Lelaki Jompo Bersayap Raksasa: Sebuah Dongeng untuk Anak-anak - Gabriel Gárcia Márquez

Lelaki Jompo Bersayap Raksasa: Sebuah Dongeng untuk Anak-anak

Gabriel Gárcia Márquez 
Penerjemah: Dinten - Ngulikata


Pada hari ketiga hujan mereka telah membunuh begitu banyak kepiting di dalam rumah sehingga Pelayo harus mengarungi halamannya yang basah kuyup dan membuang bangkai-bangkai binatang itu ke laut. Mereka pikir si anak yang baru lahir demam semalaman akibat bau amis kepiting. Dunia muram sejak Selasa. Laut dan langit sama-sama kelabu. Pasir di pantai, yang pada malam-malam Maret berkilauan bak taburan cahaya, menyerupai rebusan lumpur dan kerang busuk. Siang begitu suram, hingga ketika Pelayo pulang dari membuang kepiting, ia sulit mengenali apakah gerangan yang bergerak-gerak dan merintih di bagian belakang halamannya. Ia mesti mendekat, barulah dapat melihat bahwa itu adalah seorang lelaki tua, sangat tua, yang wajahnya terbenam di lumpur.
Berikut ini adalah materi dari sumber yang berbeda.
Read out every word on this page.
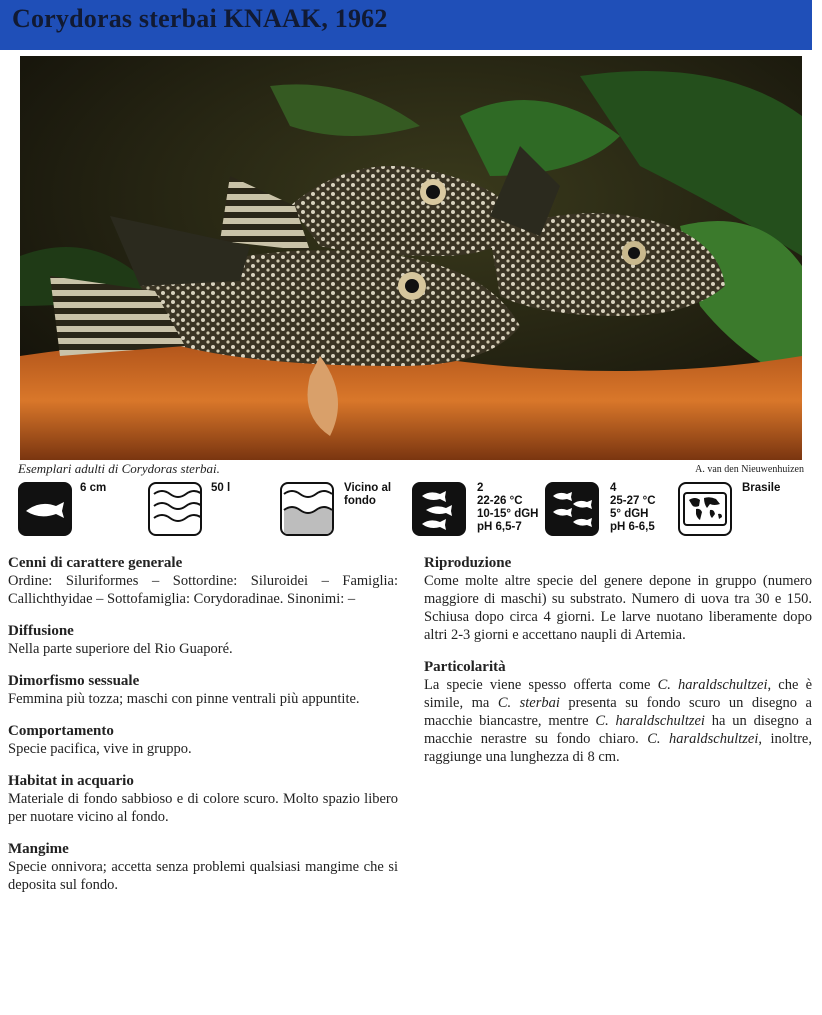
Corydoras sterbai KNAAK, 1962
Esemplari adulti di Corydoras sterbai.	A. van den Nieuwenhuizen
6 cm	50 l	Vicino al
fondo
2
22-26 °C
10-15° dGH
pH 6,5-7
4
25-27 °C
5° dGH
pH 6-6,5
Brasile

Cenni di carattere generale

Ordine: Siluriformes – Sottordine: Siluroidei – Famiglia: Callichthyidae – Sottofamiglia: Corydoradinae. Sinonimi: –

Diffusione

Nella parte superiore del Rio Guaporé.

Dimorfismo sessuale

Femmina più tozza; maschi con pinne ventrali più appuntite.

Comportamento

Specie pacifica, vive in gruppo.

Habitat in acquario

Materiale di fondo sabbioso e di colore scuro. Molto spazio libero per nuotare vicino al fondo.

Mangime

Specie onnivora; accetta senza problemi qualsiasi mangime che si deposita sul fondo.

Riproduzione

Come molte altre specie del genere depone in gruppo (numero maggiore di maschi) su substrato. Numero di uova tra 30 e 150. Schiusa dopo circa 4 giorni. Le larve nuotano liberamente dopo altri 2-3 giorni e accettano naupli di Artemia.

Particolarità

La specie viene spesso offerta come C. haraldschultzei, che è simile, ma C. sterbai presenta su fondo scuro un disegno a macchie biancastre, mentre C. haraldschultzei ha un disegno a macchie nerastre su fondo chiaro. C. haraldschultzei, inoltre, raggiunge una lunghezza di 8 cm.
Meski telah bersusah payah, lelaki itu tak sanggup bangkit karena terhalang oleh sayapnya yang besar sekali.

Ketakutan akibat pemandangan yang mengerikan itu, Pelayo lari mencari Elisenda, istrinya, yang sedang mengompres si anak yang sakit. Ia membawa istrinya ke bagian belakang halaman. Mereka memandangi tubuh yang tumbang itu sambil diam-diam pingsan. Pakaian lelaki itu seperti pemulung. Pada tengkoraknya yang gundul tinggal beberapa helai rambut yang tersisa dan sudah pudar warnanya. Giginya amat jarang. Keadaannya yang menyedihkan, yang serupa kakek-buyut kebasahan, mengenyahkan segala keluhuran yang barangkali pernah dimilikinya. Sayap elangnya yang besar sekali itu kotor dan separuhnya gundul, terjebak dalam lumpur. Pelayo dan Elisenda mengamatinya begitu lama dan begitu dekat, hingga keduanya lekas mengatasi keterkejutan mereka dan akhirnya terbiasa. Lalu mereka memberanikan diri bicara padanya. Ia menjawab dengan dialek yang tak dapat dipahami. Suaranya kencang seperti pelaut. Mereka mengabaikan adanya sayap yang ganjil itu dan merasa sangat yakin bahwa lelaki itu seorang penyintas yang terkoteng-koteng dari suatu kapal asing yang celaka akibat badai. Meski begitu, mereka memanggil seorang perempuan tetangga yang tahu segala hal tentang hidup dan mati supaya menjumpai lelaki itu. Dengan sekali tengok saja perempuan itu meruntuhkan dugaan mereka.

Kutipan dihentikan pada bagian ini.